From 3d0bc85b4d33c8e88321785762edb50e531aac55 Mon Sep 17 00:00:00 2001
From: Sarah Hoffmann <lonvia@denofr.de>
Date: Sat, 12 Aug 2023 11:26:02 +0200
Subject: [PATCH] improve penalty for token-split words

The rematch penalty for partial words created by the transliteration
need to take into account that they are rematched against the full word.
That means that missing beginning and end should not get a significant
penalty.
---
 nominatim/api/search/icu_tokenizer.py | 2 +-
 1 file changed, 1 insertion(+), 1 deletion(-)

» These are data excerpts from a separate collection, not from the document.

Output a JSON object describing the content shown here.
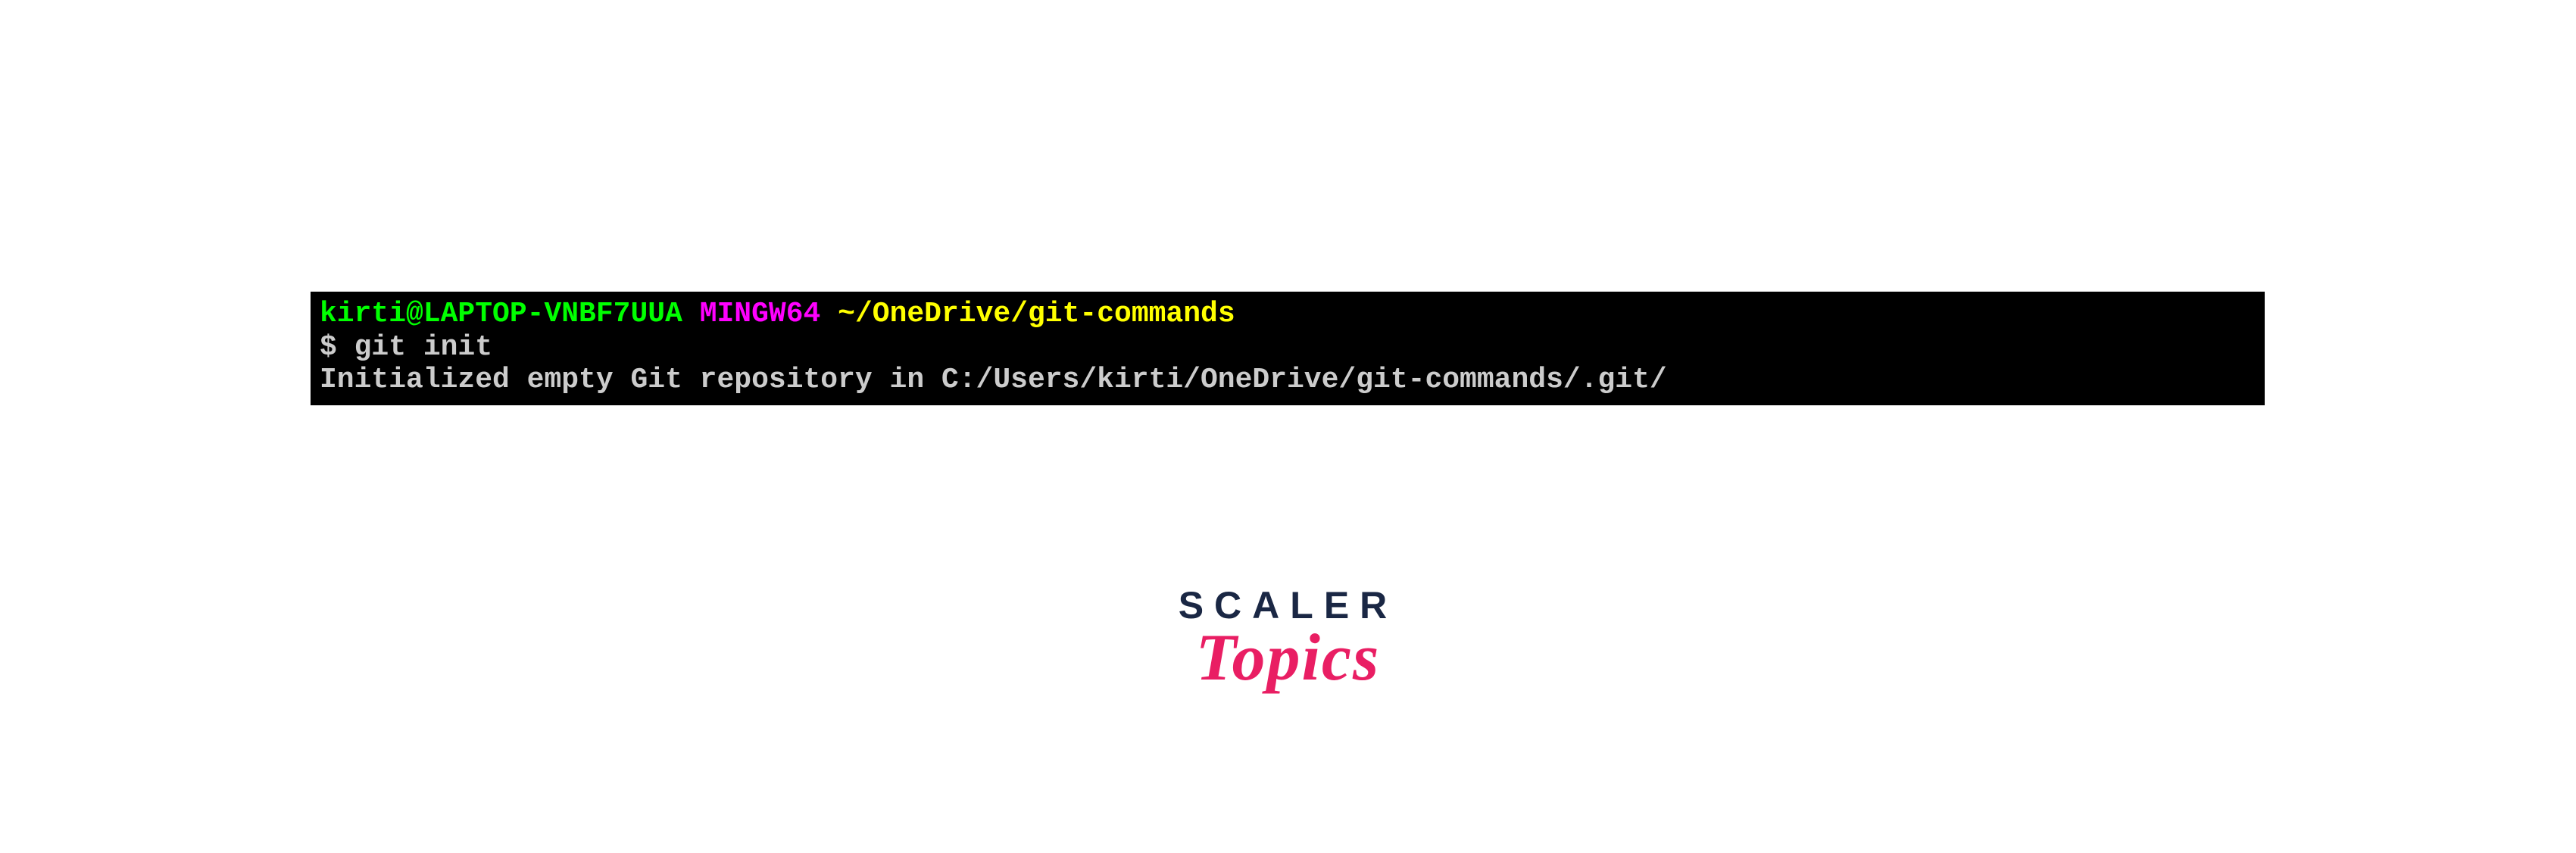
{
  "terminal": {
    "prompt": {
      "user_host": "kirti@LAPTOP-VNBF7UUA",
      "shell": "MINGW64",
      "path": "~/OneDrive/git-commands"
    },
    "command": "$ git init",
    "output": "Initialized empty Git repository in C:/Users/kirti/OneDrive/git-commands/.git/"
  },
  "logo": {
    "line1": "SCALER",
    "line2": "Topics"
  }
}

diff --git a/nominatim/api/search/icu_tokenizer.py b/nominatim/api/search/icu_tokenizer.py
index f259995d..7bf516e3 100644
--- a/nominatim/api/search/icu_tokenizer.py
+++ b/nominatim/api/search/icu_tokenizer.py
@@ -83,7 +83,7 @@ class ICUToken(qmod.Token):
         seq = difflib.SequenceMatcher(a=self.lookup_word, b=norm)
         distance = 0
         for tag, afrom, ato, bfrom, bto in seq.get_opcodes():
-            if tag == 'delete' and (afrom == 0 or ato == len(self.lookup_word)):
+            if tag in ('delete', 'insert') and (afrom == 0 or ato == len(self.lookup_word)):
                 distance += 1
             elif tag == 'replace':
                 distance += max((ato-afrom), (bto-bfrom))
-- 
2.39.5